Piemonte, Pastorino (Pres. Naz. STS): "Basta chiacchiere, adesso la Regione deve agire"

"Adesso è il momento di agire, non è più quello di parlare, di certo non mi faccio richiamare in audizione in Consiglio Regionale". Giorgio Pastorino, Presidente Nazionale STS, è duro dopo che il Tribunale del Piemonte ha deciso di sollevare la questione di legittimità costituzionale sulla legge regionale del Piemonte contro il gioco.

"Abbiamo discusso per un anno e si è solo cercato di prendere tempo. Adesso la questione non è più rinviabile, dopo che il Tribunale di Torino non ha fatto altro che ribadire ciò che abbiamo sempre sostenuto. E anche le altre Regioni dovrebbero valutare la sospensione delle proprie leggi sul gioco" commenta a Agimeg.

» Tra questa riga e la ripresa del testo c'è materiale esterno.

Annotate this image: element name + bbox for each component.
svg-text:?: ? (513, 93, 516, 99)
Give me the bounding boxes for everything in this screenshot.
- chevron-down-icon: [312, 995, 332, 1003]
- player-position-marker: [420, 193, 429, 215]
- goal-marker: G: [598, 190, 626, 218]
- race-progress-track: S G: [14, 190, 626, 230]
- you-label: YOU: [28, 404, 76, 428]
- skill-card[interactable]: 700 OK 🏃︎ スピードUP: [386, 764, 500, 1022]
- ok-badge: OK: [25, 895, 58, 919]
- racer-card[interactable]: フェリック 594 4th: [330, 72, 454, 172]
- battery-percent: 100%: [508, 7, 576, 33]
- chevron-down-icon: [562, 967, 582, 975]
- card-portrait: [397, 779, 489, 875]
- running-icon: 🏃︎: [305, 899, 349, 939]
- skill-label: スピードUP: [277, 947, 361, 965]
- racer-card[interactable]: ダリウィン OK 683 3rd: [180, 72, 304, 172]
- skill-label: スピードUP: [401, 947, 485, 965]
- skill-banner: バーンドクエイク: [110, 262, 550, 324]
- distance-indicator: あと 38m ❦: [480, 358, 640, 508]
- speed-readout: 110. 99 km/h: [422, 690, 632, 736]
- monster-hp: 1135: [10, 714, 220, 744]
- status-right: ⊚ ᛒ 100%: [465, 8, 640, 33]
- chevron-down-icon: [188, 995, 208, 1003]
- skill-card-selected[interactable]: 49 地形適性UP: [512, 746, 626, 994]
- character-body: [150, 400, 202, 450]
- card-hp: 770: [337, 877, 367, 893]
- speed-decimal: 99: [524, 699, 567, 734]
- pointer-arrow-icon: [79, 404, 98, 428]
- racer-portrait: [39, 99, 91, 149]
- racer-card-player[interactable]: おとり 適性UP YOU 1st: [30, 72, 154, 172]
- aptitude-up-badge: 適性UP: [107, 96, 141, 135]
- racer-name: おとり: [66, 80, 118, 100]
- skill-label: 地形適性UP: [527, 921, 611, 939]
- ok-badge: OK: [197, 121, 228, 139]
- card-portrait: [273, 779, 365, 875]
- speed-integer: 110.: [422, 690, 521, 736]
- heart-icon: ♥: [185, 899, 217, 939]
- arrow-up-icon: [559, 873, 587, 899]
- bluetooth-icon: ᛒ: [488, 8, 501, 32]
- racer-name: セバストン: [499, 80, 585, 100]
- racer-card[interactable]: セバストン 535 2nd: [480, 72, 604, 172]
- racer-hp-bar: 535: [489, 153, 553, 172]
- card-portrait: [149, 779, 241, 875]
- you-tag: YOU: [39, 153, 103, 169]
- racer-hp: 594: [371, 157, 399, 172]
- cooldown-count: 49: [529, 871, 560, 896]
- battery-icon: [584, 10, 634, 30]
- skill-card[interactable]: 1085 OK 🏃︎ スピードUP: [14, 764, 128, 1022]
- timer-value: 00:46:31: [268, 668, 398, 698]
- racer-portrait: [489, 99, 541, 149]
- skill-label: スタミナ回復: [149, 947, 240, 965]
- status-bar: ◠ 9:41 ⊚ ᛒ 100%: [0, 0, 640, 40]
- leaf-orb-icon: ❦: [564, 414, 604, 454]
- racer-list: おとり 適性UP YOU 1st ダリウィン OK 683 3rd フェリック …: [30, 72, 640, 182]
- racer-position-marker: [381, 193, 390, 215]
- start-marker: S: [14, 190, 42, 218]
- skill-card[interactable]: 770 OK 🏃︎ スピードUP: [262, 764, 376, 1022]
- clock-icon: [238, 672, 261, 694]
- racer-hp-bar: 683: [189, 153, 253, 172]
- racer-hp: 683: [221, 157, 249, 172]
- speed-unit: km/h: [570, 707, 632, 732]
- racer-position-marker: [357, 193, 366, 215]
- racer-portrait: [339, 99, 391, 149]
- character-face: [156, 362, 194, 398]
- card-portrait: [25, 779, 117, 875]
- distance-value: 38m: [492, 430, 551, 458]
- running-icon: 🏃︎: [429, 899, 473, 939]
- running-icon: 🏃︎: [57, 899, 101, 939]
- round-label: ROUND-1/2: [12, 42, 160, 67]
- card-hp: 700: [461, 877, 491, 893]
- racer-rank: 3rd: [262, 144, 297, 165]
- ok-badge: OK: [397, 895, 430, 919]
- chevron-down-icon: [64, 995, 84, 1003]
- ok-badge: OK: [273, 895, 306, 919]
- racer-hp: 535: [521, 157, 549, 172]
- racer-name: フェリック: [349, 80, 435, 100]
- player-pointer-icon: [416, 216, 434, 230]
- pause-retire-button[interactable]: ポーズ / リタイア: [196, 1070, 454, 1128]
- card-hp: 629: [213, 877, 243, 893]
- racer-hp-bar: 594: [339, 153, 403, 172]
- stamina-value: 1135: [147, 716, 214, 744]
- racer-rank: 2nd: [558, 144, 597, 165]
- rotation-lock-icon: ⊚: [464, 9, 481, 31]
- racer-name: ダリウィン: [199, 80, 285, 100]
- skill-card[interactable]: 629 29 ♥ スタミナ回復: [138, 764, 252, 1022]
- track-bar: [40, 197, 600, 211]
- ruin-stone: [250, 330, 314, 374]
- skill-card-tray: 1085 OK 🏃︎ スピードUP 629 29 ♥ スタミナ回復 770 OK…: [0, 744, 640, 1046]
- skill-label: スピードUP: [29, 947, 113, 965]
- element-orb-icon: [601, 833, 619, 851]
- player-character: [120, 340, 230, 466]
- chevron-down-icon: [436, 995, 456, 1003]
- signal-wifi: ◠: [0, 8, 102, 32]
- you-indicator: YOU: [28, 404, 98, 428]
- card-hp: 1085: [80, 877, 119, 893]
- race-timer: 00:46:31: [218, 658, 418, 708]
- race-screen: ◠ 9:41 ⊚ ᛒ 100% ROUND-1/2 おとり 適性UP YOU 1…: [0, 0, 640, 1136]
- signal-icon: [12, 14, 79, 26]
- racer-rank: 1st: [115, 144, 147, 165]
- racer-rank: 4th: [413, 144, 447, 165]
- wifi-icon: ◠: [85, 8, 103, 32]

E Pastorino non nasconde che STS e FIT stanno anche valutando di agire direttamente contro i politici che finora si sono opposti alla revisione della legge regionale: "Non siamo all'inizio di questa vicenda, ma alla fine. Abbiamo tolto le macchine da un anno, e bisogna fare i conti con i danni che questa legge ha prodotto al settore, in termini di redditi e di posti di lavoro". Anche perché il Tribunale - grazie a una perizia molto dettagliata - ha preso una posizione molto netta: "ha riconosciuto che l'unico risultato del distanziometro è di eliminare qualunque luogo in cui si possa aprire una sala. E anche qualora se ne trovasse uno, non si avrebbe nessuna certezza per il futuro, visto che potrebbe sorgere un nuovo luogo sensibile. La salute non è l'unico diritto costituzionale garantito, c'è anche la libertà di impresa. Lo Stato deve essere in grado di metterli insieme, il Piemonte invece ne ha salvaguardato uno, travalicando completamente l'altro".